Il termine "traduzione" non riesce ad incorporare tutti i fattori che compongono il processo traduttivo, che deve tener conto anche del trasferimento linguistico ed interculturale. Questo processo ha come obiettivo l'effetto di equivalenza (=relazione tra unità di traduzione della LP e della LA stabilite al fine di riprodurre la funzione del discorso e del testo di partenza).

Essa si basa su:

  • Presenza testuale originale
  • Rappresentazione di questa presenza nell'ambito culturale di arrivo

L'equivalenza porta ad una proiezione e ad una interpretazione che mira ad estrarre il senso dal TP inserendolo nel contesto di un'altra cultura. Il concetto di equivalenza è relativo: si mira a raggiungere l'efficacia della comunicazione, cercando di creare un equilibrio, ma basta che cambi un elemento del rapporto tra TP e TA perché la caratteristica del testo non sia più l'equivalenza, bensì l'adeguatezza. Il testo tradotto, allora, funzionerà in rapporto alle esigenze e aspettative del pubblico d'arrivo, più che in rapporto al TP.

Il confronto tra sistemi linguistici e culturali

L'atto del tradurre comporta il confronto tra due sistemi linguistici diversi ma anche tra due culture diverse. È proprio nel continuo combinarsi di fattori linguistici ed extralinguistici che va individuata la complessa natura della traduzione. Al suo interno, come tutte le altre discipline, essa presenta tendenze, teorie, posizioni contrastanti: il risultato è una varietà di approcci, che privilegiano di volta in volta diversi aspetti del testo.

Si può quindi definire la traduzione come un processo mediante il quale una LP viene resa in una LA, in modo che il significato veicolato dalle due lingue sia il più possibile simile, in un quadro di sostanziale equivalenza. Il duplice trasferimento (interlinguistico e interculturale) comporta inevitabilmente una modificazione dell'enunciato primario. La portata dell'intervento del traduttore, però, può essere più o meno ampia.

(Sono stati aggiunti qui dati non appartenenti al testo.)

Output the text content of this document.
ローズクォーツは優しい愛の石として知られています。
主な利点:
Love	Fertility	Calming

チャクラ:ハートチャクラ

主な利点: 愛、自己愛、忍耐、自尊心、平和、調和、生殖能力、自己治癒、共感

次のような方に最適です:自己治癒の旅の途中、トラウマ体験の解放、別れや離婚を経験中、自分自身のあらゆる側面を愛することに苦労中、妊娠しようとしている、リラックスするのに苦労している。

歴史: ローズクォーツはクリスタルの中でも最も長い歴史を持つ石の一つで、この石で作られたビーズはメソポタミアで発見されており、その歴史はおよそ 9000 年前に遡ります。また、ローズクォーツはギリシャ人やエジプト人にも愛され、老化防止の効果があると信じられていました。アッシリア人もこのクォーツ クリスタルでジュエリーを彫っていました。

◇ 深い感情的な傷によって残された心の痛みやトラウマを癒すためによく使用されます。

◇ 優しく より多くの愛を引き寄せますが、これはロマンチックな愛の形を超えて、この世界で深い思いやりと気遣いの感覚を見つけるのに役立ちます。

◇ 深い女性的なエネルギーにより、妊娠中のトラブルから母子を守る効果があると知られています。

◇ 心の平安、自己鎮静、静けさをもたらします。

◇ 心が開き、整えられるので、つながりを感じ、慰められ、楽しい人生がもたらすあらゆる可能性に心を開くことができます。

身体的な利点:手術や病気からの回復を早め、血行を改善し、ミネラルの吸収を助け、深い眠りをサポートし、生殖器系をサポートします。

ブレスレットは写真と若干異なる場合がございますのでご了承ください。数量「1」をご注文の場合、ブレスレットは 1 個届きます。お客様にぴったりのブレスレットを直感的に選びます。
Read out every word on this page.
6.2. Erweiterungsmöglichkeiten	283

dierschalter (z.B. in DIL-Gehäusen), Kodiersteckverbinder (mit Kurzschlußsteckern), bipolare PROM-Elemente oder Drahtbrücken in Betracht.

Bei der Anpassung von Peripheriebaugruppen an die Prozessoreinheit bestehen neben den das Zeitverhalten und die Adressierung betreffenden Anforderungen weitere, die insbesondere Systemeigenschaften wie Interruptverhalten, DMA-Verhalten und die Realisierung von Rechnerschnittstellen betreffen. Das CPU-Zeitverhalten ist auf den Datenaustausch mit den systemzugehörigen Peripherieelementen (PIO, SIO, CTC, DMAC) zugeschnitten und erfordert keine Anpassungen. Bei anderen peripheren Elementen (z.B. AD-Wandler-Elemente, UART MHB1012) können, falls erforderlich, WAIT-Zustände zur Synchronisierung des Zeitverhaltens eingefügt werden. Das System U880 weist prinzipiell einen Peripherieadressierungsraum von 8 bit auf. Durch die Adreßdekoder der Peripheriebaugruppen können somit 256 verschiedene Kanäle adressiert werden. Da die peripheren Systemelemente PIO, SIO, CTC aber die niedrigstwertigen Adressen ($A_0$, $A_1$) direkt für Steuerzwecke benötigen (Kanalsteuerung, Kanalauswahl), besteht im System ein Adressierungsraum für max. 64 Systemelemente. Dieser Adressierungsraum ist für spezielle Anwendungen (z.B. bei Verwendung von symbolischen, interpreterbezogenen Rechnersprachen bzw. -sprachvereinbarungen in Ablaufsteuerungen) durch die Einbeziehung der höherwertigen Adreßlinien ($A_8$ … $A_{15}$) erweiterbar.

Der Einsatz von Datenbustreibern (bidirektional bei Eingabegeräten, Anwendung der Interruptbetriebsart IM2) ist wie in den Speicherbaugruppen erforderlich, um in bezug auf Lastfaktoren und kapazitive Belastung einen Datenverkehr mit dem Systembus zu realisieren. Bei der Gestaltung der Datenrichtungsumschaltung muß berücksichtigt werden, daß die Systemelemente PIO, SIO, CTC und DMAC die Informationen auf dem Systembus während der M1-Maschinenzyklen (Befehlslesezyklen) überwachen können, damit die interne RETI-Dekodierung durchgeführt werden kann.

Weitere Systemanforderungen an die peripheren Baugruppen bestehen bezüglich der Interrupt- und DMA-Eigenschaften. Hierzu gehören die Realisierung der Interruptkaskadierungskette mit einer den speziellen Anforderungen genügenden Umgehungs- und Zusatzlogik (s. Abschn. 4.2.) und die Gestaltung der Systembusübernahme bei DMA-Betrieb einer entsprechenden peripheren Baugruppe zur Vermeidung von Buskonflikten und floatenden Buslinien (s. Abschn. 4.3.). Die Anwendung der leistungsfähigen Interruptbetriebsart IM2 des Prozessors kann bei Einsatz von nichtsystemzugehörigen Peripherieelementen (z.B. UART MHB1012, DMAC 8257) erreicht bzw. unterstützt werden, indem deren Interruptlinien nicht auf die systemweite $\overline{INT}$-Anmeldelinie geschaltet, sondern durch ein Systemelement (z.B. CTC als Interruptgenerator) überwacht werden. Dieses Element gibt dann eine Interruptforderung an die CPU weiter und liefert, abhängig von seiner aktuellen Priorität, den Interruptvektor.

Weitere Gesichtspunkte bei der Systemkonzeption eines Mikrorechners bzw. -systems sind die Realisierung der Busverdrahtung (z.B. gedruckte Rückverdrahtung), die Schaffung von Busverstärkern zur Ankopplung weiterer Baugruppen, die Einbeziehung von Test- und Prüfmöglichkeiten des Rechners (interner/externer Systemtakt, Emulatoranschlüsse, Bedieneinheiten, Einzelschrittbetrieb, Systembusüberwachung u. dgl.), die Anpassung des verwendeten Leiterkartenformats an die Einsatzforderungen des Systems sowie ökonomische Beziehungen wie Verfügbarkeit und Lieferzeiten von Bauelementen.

Concetti distinti nella traduzione

Esistono dei concetti distinti, che contengono però svariate posizioni intermedie. Essi sono:

  • Adattamento: strategia impostata in funzione del pubblico di arrivo; il TP diventa un elemento secondario, perciò il testo vedrà dei consistenti cambiamenti rispetto all'originale.
  • Traduzione-calco: riproduce aspetti semantici, etimologici e temporali del TP. Un caso estremo di questo tipo di traduzione è Nabokov.
  • Traduzione letterale: rispetta le particolarità formali del TP conformandosi però agli usi grammaticali contenuti nella LA. Un tipo di traduzione letterale è la traduzione parola per parola che traspone nel TA gli elementi del TP senza modificarne l'ordine.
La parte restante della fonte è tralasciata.